'I started a biz - and now it's failing'April 3, 2009: 10:28 AM ET
Our experts try to jump-start a struggling auto services venture.
Eddie Freeman II, Lube N Go Michigan!, Mich.
I started a mobile oil change business. We change your vehicle's oil at your location, work or home, for $24.95. I am having trouble launching the business - the phone is just not ringing, and I am having no luck with fleet businesses. I've tried word-of-mouth marketing and handing out fliers. I started the business with my own money when gas was $4 a gallon to save customers money and time. Everyone thinks the idea is great, but no one is using it. I quit my job as a dealership service manager to start this business. What advice do you have to get it going?
By Emily Maltby, CNNMoney.com writer
There are a lot of things working against your business right now, both in and out of your control. First is the economy. People are putting off expenses that aren't imperative, and they may wait an extra couple thousand miles before spending money on an oil change.
"Nationwide, the majority of shops are experiencing a downturn," says David Rogers, president of Auto Profit Masters, an advisory firm for auto service shops, and COO of repair shop Keller Brothers Auto in Littleton, Colo. "I've seen many have to take measures like opening extra days and staying open at night, but it's not working."
Another other issue is your competition. You're up against not only mom-and-pop establishments and service gas stations, but the JiffyLube and Midas chains as well.
"It's a cutthroat market, where people are offering the cheapest of cheap, $10 to $14," Rogers says. "Even on Craigslist, there are no-name people who will do your oil change to earn a few extra bucks."
But the main problem you should focus on right now is your business model.
"This concept has been tried before, but from what I've seen, most of them are suffering," says Rogers. "And it's because consumers are simply not comfortable with it. People are conditioned - they like the feeling of going to a brick-and-mortar shop. With your model, they think of a greasy guy jacking up their car in a parking lot and then they'll have to get it towed to a shop anyway. Or, if they're at work, you'll come in and interrupt what's going on. On the surface, it seems pretty sketchy, so it'll be a long road to overcome that image."

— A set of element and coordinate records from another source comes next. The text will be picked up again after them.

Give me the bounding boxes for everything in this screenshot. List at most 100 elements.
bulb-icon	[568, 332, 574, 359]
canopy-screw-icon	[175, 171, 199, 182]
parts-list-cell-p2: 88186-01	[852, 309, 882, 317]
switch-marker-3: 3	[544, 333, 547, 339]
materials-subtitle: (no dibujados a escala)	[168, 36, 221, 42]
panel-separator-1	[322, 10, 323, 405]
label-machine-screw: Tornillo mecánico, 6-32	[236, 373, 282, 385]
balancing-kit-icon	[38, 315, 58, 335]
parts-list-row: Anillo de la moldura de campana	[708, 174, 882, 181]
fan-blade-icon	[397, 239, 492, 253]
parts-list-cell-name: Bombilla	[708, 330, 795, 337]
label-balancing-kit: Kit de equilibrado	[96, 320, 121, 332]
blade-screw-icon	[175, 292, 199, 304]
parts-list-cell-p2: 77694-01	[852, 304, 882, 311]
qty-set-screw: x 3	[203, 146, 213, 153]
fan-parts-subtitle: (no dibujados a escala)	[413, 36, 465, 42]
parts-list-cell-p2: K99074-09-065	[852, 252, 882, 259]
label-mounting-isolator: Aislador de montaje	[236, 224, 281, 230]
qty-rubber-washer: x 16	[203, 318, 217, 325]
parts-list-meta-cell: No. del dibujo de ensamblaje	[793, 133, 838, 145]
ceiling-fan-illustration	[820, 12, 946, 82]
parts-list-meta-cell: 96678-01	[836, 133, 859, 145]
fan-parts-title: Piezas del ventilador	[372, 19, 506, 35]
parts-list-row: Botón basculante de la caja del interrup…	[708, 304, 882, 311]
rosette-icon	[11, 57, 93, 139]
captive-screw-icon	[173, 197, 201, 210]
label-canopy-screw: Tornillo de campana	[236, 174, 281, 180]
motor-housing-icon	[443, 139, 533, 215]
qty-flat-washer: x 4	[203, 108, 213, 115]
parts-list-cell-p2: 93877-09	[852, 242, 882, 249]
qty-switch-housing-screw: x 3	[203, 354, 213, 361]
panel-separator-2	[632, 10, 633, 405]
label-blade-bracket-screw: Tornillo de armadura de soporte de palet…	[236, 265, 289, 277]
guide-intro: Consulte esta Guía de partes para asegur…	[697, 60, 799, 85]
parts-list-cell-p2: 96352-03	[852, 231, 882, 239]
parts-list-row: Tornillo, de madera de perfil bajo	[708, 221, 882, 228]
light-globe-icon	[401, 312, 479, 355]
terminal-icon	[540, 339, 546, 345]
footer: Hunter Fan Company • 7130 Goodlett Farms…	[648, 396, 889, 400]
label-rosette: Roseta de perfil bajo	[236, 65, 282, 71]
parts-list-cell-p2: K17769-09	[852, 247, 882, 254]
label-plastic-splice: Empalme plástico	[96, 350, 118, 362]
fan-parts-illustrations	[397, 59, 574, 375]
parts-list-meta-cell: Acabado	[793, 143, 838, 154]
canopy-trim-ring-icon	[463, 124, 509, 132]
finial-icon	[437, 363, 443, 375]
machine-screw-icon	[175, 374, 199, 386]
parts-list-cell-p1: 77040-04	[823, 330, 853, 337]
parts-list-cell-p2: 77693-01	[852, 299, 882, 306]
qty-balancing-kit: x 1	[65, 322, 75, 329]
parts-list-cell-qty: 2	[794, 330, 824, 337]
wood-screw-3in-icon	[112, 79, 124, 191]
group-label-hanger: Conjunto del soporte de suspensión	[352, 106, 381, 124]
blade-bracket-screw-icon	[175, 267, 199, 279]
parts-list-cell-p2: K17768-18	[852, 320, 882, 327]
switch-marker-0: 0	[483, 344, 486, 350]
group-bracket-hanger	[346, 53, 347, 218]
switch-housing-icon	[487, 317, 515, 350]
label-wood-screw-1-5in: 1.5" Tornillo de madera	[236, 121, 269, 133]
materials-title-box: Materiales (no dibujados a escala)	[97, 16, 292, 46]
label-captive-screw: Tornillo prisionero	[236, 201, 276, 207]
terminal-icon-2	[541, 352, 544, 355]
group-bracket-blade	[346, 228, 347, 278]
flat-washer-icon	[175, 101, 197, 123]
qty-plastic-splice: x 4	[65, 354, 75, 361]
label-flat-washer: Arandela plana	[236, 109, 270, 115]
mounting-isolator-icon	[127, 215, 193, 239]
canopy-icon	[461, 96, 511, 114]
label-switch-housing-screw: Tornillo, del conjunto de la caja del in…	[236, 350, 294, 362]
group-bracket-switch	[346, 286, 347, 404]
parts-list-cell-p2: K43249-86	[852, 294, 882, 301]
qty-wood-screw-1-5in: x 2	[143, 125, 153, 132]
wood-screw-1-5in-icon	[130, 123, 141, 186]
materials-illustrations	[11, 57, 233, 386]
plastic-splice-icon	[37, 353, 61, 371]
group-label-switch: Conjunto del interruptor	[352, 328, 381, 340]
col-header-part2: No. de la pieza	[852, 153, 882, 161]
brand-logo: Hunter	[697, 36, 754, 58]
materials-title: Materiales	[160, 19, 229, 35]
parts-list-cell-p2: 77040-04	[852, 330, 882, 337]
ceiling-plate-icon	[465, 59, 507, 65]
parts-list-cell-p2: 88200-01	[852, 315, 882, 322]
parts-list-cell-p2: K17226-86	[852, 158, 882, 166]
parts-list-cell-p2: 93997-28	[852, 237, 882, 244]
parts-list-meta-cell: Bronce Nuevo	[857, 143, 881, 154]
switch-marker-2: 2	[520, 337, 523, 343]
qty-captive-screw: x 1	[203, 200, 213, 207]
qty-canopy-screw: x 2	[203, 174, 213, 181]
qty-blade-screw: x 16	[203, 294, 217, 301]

To start turning that around, marketing is vital.
"When you have a product that's unlike any other, people have no trust," says Jim Lanzalotto, president of marketing firm Scanlon.Louis in Newton Square, Penn. "The trick is to show them why they can't live without this service, and the best way to do that is to offer free trials. That will get the relationships established, and you'll also start to get feedback."
But you don't want to just give away free services randomly. The key is to focus on the gatekeepers of word-of-mouth advertising. For instance, offer free trial services to your local radio announcers or writers from your hometown newspaper. If they like the service and talk about it, your name will spread faster.
To help your marketing, make sure your name says it all, so that people understand what you are all about the instant they hear your company's name. "Your name is a value proposition," says Lanzalotto. "'Lube 'n Go' - does that mean 'I drive to you?' It's not clear."
Also reevaluate who your target customers are and how you can access those customers. Instead of trying to focus on individual employees at companies, Lanzalotto suggests arranging a deal with the HR managers of those companies. See if you can get a coupon program going for the whole office.
Also, one great place to find car owners is gas stations. Try to partner with fuel stations that don't have their own service center. You can organize a referral or revenue-share deal with them to boost their incentive to tout your business.
Polishing your image can also pay off. "You have to come off square - you have to scream professionalism, from the uniforms to the truck you drive," Rogers says.
Your truck should be lettered and decorated with your logo so that people who drive by can see what you are doing. "It's a staging area," Lanzalotto says. "Put out banners and signs when you do your work, something like, 'Another oil change by Eddie Freeman.'"
And, tough as it is to put entrepreneurial dreams on hold, you'll also need to think about an exit strategy. When consumers aren't spending, even strong businesses can face insurmountable obstacles.
"This is not the greatest time to launch this type of business, particularly if you don't have a lot of experience," Rogers says. "This is the time to study and find help. I'd say you need two years of operating expenses and marketing and advertising expenses to make it through."